Volver a tener gripa
¿Cómo ha cambiado la experiencia de tener una simple gripa año y medio después del inicio de la pandemia? Mucho limón y moringa en este testimonio de Jorge Mestre.
ace unos días sucedió y quién podría imaginar que sería un alivio enterarnos de que solo teníamos una gripa espantosa, pero tan solo una gripa al fin y al cabo. Estaba mirando un video sobre la rareza casi alienígena que vienen siendo los pulpos cuando noté que un compañero de piso comenzó con una tos horrible y yo volví a flipar con el peor de los presentimientos: he aquí de nuevo el Covid. Mi pareja también notó lo mismo en su casa, pocos días después de que hubiéramos estado juntos allá, de visita, muertos de risa todos alrededor de la mesa. Al par de días, ella y yo caímos enfermos también. Pero luego de un par de pruebas PCR fue claro que no, no tendríamos que suspender todo contacto con el exterior, pedir una cantidad de mercado considerable para aguantar diez días de encierro, quemarnos con alcohol y jabón las manos intentando matar a un enemigo invisible.
No: tan solo íbamos a vivir una de las experiencias más rutinarias de la vida en Bogotá desde mucho antes de la pandemia en momentos tan fríos como febrero y sus heladas, abril y sus lluvias, y agosto y sus vientos.
Sin embargo, despertar apestado se me ha convertido en una verdadera experiencia turística.

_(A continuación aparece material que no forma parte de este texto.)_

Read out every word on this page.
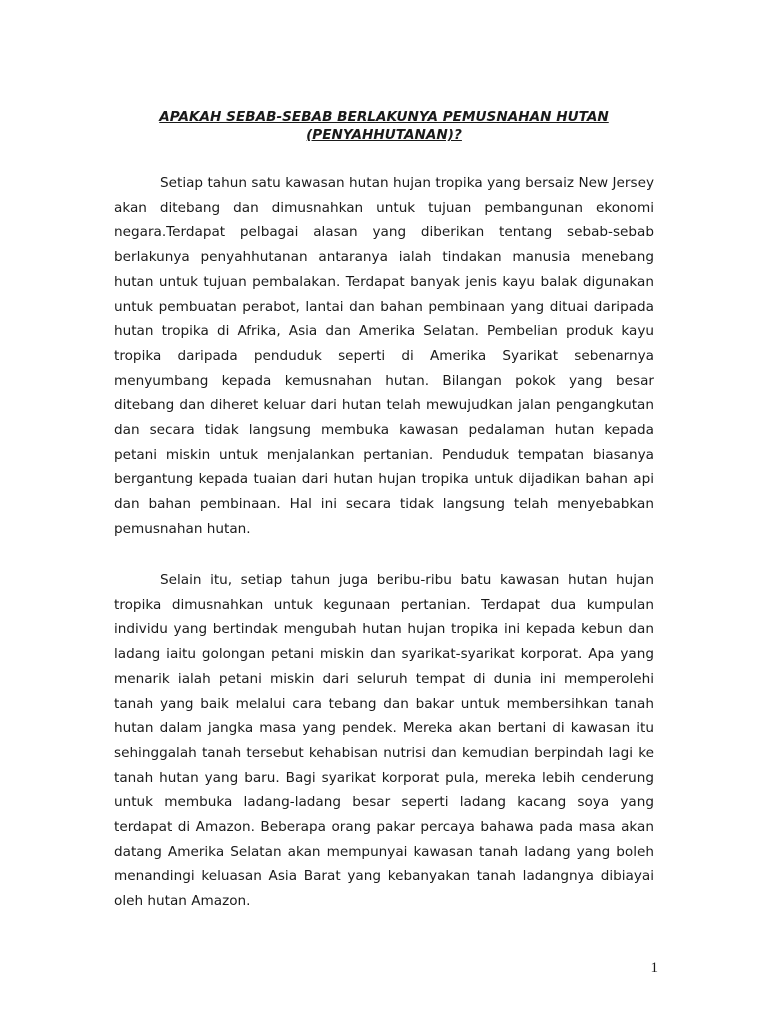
APAKAH SEBAB-SEBAB BERLAKUNYA PEMUSNAHAN HUTAN
(PENYAHHUTANAN)?

Setiap tahun satu kawasan hutan hujan tropika yang bersaiz New Jersey akan ditebang dan dimusnahkan untuk tujuan pembangunan ekonomi negara.Terdapat pelbagai alasan yang diberikan tentang sebab-sebab berlakunya penyahhutanan antaranya ialah tindakan manusia menebang hutan untuk tujuan pembalakan. Terdapat banyak jenis kayu balak digunakan untuk pembuatan perabot, lantai dan bahan pembinaan yang dituai daripada hutan tropika di Afrika, Asia dan Amerika Selatan. Pembelian produk kayu tropika daripada penduduk seperti di Amerika Syarikat sebenarnya menyumbang kepada kemusnahan hutan. Bilangan pokok yang besar ditebang dan diheret keluar dari hutan telah mewujudkan jalan pengangkutan dan secara tidak langsung membuka kawasan pedalaman hutan kepada petani miskin untuk menjalankan pertanian. Penduduk tempatan biasanya bergantung kepada tuaian dari hutan hujan tropika untuk dijadikan bahan api dan bahan pembinaan. Hal ini secara tidak langsung telah menyebabkan pemusnahan hutan.

Selain itu, setiap tahun juga beribu-ribu batu kawasan hutan hujan tropika dimusnahkan untuk kegunaan pertanian. Terdapat dua kumpulan individu yang bertindak mengubah hutan hujan tropika ini kepada kebun dan ladang iaitu golongan petani miskin dan syarikat-syarikat korporat. Apa yang menarik ialah petani miskin dari seluruh tempat di dunia ini memperolehi tanah yang baik melalui cara tebang dan bakar untuk membersihkan tanah hutan dalam jangka masa yang pendek. Mereka akan bertani di kawasan itu sehinggalah tanah tersebut kehabisan nutrisi dan kemudian berpindah lagi ke tanah hutan yang baru. Bagi syarikat korporat pula, mereka lebih cenderung untuk membuka ladang-ladang besar seperti ladang kacang soya yang terdapat di Amazon. Beberapa orang pakar percaya bahawa pada masa akan datang Amerika Selatan akan mempunyai kawasan tanah ladang yang boleh menandingi keluasan Asia Barat yang kebanyakan tanah ladangnya dibiayai oleh hutan Amazon.

1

Hay cosas que han cambiado en el último año y medio: en el mesón de la cocina hay, de forma permanente, miel, jengibre, limón, yerbabuena, canela, y la nueva integrante estrella de los remedios caseros para el resfriado viral: la moringa. Le tenemos apodo: Moringuer Ingelheim. Antes de la pandemia estas cosas solo hacían su aparición en escena de la mano de la enfermedad. El termómetro y el oxímetro de pulso también hacen parte del botiquín actualizado que me saluda cada mañana desde la mesa del baño. Mi propia maestría pelando jengibre también es novedad. Pero la verdadera novedad es sentir goteo por la nariz, un cosquilleo molesto en la garganta y un acceso de tos que parece venir del inframundo, y no sentir miedo, ese miedo que trajo el coronavirus y que se ha metido tan hondo que parece siempre haber estado ahí, a la vuelta de cada resfriado.
Ahora, lo que he sentido mirándome al espejo con los ojos rojos, la nariz tapada, los ojos pegados del sueño y la tos de toda la vida es, apenas, una extraña familiaridad, como quien se pone un par de tenis viejos recién reencontrados. Una sensación de que esto siempre ha sido así. Pienso que no debería ser sorpresa. Los virus y las bacterias que nos enferman son parte intrínseca de la vida de todas las especies: fueron unos de los primeros en aparecer sobre la Tierra y es posible que sean los últimos en salir de ella. No estamos solos en esto.
Hablando de pulpos, varios estudiosos han señalado que su genoma –raro como pocos– parece haber sido “desordenado” o “trastocado” por algún virus hace mucho mucho tiempo. Es poco probable que semejante desorden genético pueda surgir de un solo contagio por individuo; es más probable, en cambio, suponer que los pulpos se contagiaron muchas veces cada uno así como nos contagiamos nosotros con los virus que nos enferman de gripa. Y los pulpos son hoy son una de las especies más fascinantes que haya producido la evolución.
Desconozco si la gripa podría hacernos mutar así, y a lo mejor es improbable. Pero a mí me gusta esta historia, imaginarme entre estornudos y remedios como un pulpo antiguo, un eslabón extraño en ese proceso que nos altera y vaya uno a saber en qué termine de convertirnos. Por ahora, sacando viejos promedios, me quedan unos siete días de gárgaras con Isodine, aguas de jengibre, moringa y canela, jugo de naranja, Dolex para sufrir menos y trabajo en estado de trance y duermevela. Suficiente tiempo para volver a viejas rutinas y sobrevivir a lo normal, para dejar de estornudar y a lo mejor, soportar otro de esos mil ciclos que nos cambian la vida entre la salud y la enfermedad. A veces sin darnos cuenta.